Let’s take art as an example. Humans create art, and some artists are truly creative and can bring into existence new and unique works. There are always influences and context, but there is also true creativity. AI art does not do this. It sifts through the work of humans, learns the patterns, and then generates imitations from those patterns. Since AI does not experience existence, it cannot draw upon experience or emotions or the feeling of what it is to be a human in order to manifest artistic creativity. It just regurgitates the work of humans. So how can we say that AI is better than humans at art when it is completely dependent on humans for what it does? The same is true for everything LLMs do, but it is just more obvious when it comes to art.
I am not denigrating LLMs or any modern AI as extremely useful tools. They are powerful, and fast, and can accomplish many great tasks. They are accelerating the rate of scientific research in many areas. They can improve the practice of medicine. They can help us control the tsunami of data that we are drowning ourselves in.

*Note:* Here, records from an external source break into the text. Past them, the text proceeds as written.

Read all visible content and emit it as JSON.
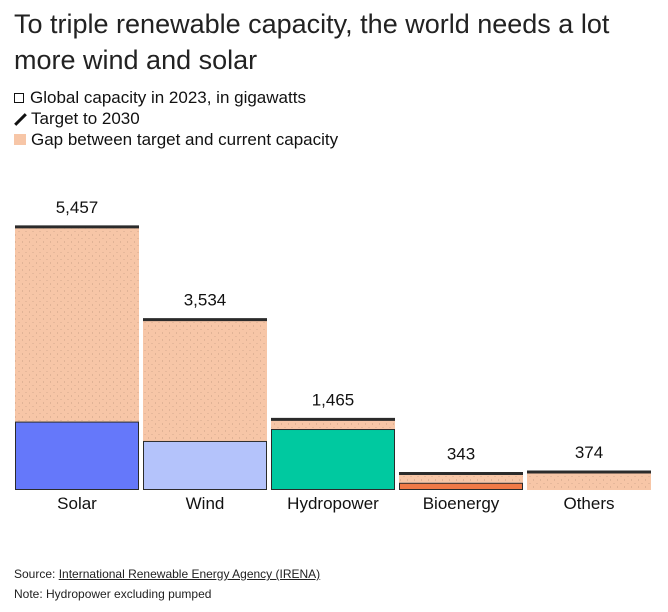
{
  "title": "To triple renewable capacity, the world needs a lot more wind and solar",
  "legend": {
    "capacity": "Global capacity in 2023, in gigawatts",
    "target": "Target to 2030",
    "gap": "Gap between target and current capacity"
  },
  "chart_data": {
    "type": "bar",
    "categories": [
      "Solar",
      "Wind",
      "Hydropower",
      "Bioenergy",
      "Others"
    ],
    "series": [
      {
        "name": "Global capacity in 2023, in gigawatts",
        "values": [
          1419,
          1017,
          1265,
          150,
          0
        ]
      },
      {
        "name": "Target to 2030",
        "values": [
          5457,
          3534,
          1465,
          343,
          374
        ]
      }
    ],
    "data_labels": [
      "5,457",
      "3,534",
      "1,465",
      "343",
      "374"
    ],
    "colors": {
      "capacity": [
        "#6578fa",
        "#b4c3fb",
        "#00c9a0",
        "#f07a47",
        "#c0c0c0"
      ],
      "gap": "#f7c6a7",
      "target_line": "#2b2b2b"
    },
    "ylim": [
      0,
      5600
    ],
    "xlabel": "",
    "ylabel": ""
  },
  "footer": {
    "source_prefix": "Source: ",
    "source_link": "International Renewable Energy Agency (IRENA)",
    "note": "Note: Hydropower excluding pumped"
  }
}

And yes, they can do a lot of different tasks.
Perhaps it is easier to define what is not AGI. A chess-playing computer is not AGI, as it is programmed to do one task. In fact, the term AGI was developed by programmers to distinguish this effort from the crop of narrow AI applications that were popping up, like Chess and Go players. But is everything that is not a very narrow AI an AGI? Seems like we need more highly specific terms.
OpenAI and other LLMs are more than just the narrow AIs of old. But they are not thinking machines, nor do they have human-level intelligence. They are also certainly not self-aware. I think Kazemi’s point about a trillion parameter deep neural net misses the point. Sure, we don’t know exactly what it is doing, but we know what it is not doing, and we can infer from it’s output and also how it’s programmed the general way that it is accomplishing its outcome. There is also the fact that LLMs are still “brittle” – a term that refers to the fact that narrow AIs can be easily “broken” when they are pushed beyond their parameters. It’s not hard to throw an LLM off its game and push the limits of it’s ability. It still has not true thinking or understanding, and this makes it brittle.

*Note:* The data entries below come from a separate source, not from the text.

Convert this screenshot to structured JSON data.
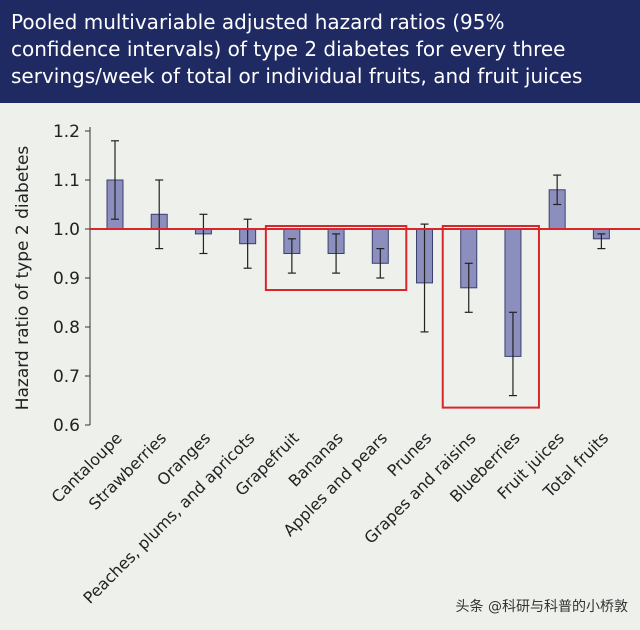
{
  "header": {
    "title_lines": [
      "Pooled multivariable adjusted hazard ratios (95%",
      "confidence intervals) of type 2 diabetes for every three",
      "servings/week of total or individual fruits, and fruit juices"
    ]
  },
  "watermark": "头条 @科研与科普的小桥敦",
  "colors": {
    "header_bg": "#1f2a63",
    "bar_fill": "#8c8fbe",
    "bar_stroke": "#3c3f6e",
    "reference_line": "#d8262b",
    "highlight_box": "#d8262b"
  },
  "chart_data": {
    "type": "bar",
    "title": "Pooled multivariable adjusted hazard ratios (95% confidence intervals) of type 2 diabetes for every three servings/week of total or individual fruits, and fruit juices",
    "ylabel": "Hazard ratio of type 2 diabetes",
    "xlabel": "",
    "ylim": [
      0.6,
      1.2
    ],
    "yticks": [
      "0.6",
      "0.7",
      "0.8",
      "0.9",
      "1.0",
      "1.1",
      "1.2"
    ],
    "reference_value": 1.0,
    "categories": [
      "Cantaloupe",
      "Strawberries",
      "Oranges",
      "Peaches, plums, and apricots",
      "Grapefruit",
      "Bananas",
      "Apples and pears",
      "Prunes",
      "Grapes and raisins",
      "Blueberries",
      "Fruit juices",
      "Total fruits"
    ],
    "values": [
      1.1,
      1.03,
      0.99,
      0.97,
      0.95,
      0.95,
      0.93,
      0.89,
      0.88,
      0.74,
      1.08,
      0.98
    ],
    "ci_low": [
      1.02,
      0.96,
      0.95,
      0.92,
      0.91,
      0.91,
      0.9,
      0.79,
      0.83,
      0.66,
      1.05,
      0.96
    ],
    "ci_high": [
      1.18,
      1.1,
      1.03,
      1.02,
      0.98,
      0.99,
      0.96,
      1.01,
      0.93,
      0.83,
      1.11,
      0.99
    ],
    "highlight_groups": [
      [
        "Grapefruit",
        "Bananas",
        "Apples and pears"
      ],
      [
        "Grapes and raisins",
        "Blueberries"
      ]
    ],
    "grid": false
  }
}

For that reason I don’t think that LLMs have achieved AGI. But I could be wrong, and even if we are not there yet we may be really close. But regardless, I think we need to go back to the drawing board, look at what we currently have in terms of AI, and experts need to come up with perhaps new more specific operational definitions. We do this in medicine all the time – as our knowledge evolves, sometimes we need for experts to get together and revamp diagnostic definitions and make up new diagnoses to reflect that knowledge. Perhaps ANI and AGI are not enough.

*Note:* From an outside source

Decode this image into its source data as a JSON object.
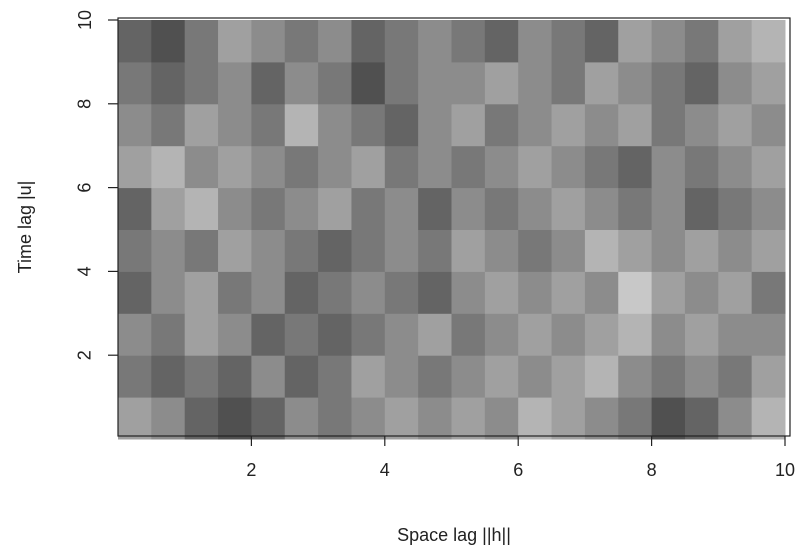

To me LLMs seems like a multi-purpose ANI, and perhaps that is a good definition. Either “AGI” needs to be reserved for an AI that can truly derive new knowledge from a general understanding of the world, or we “downgrade” the term “AGI” to refer to what LLMs currently are (multi-purpose but otherwise narrow) and come up with a new term for true human-level thinking and understanding.
What’s exciting (and for some scary) is that AIs are advancing quickly enough to force a reconsideration of our definitions of what AIs actually are.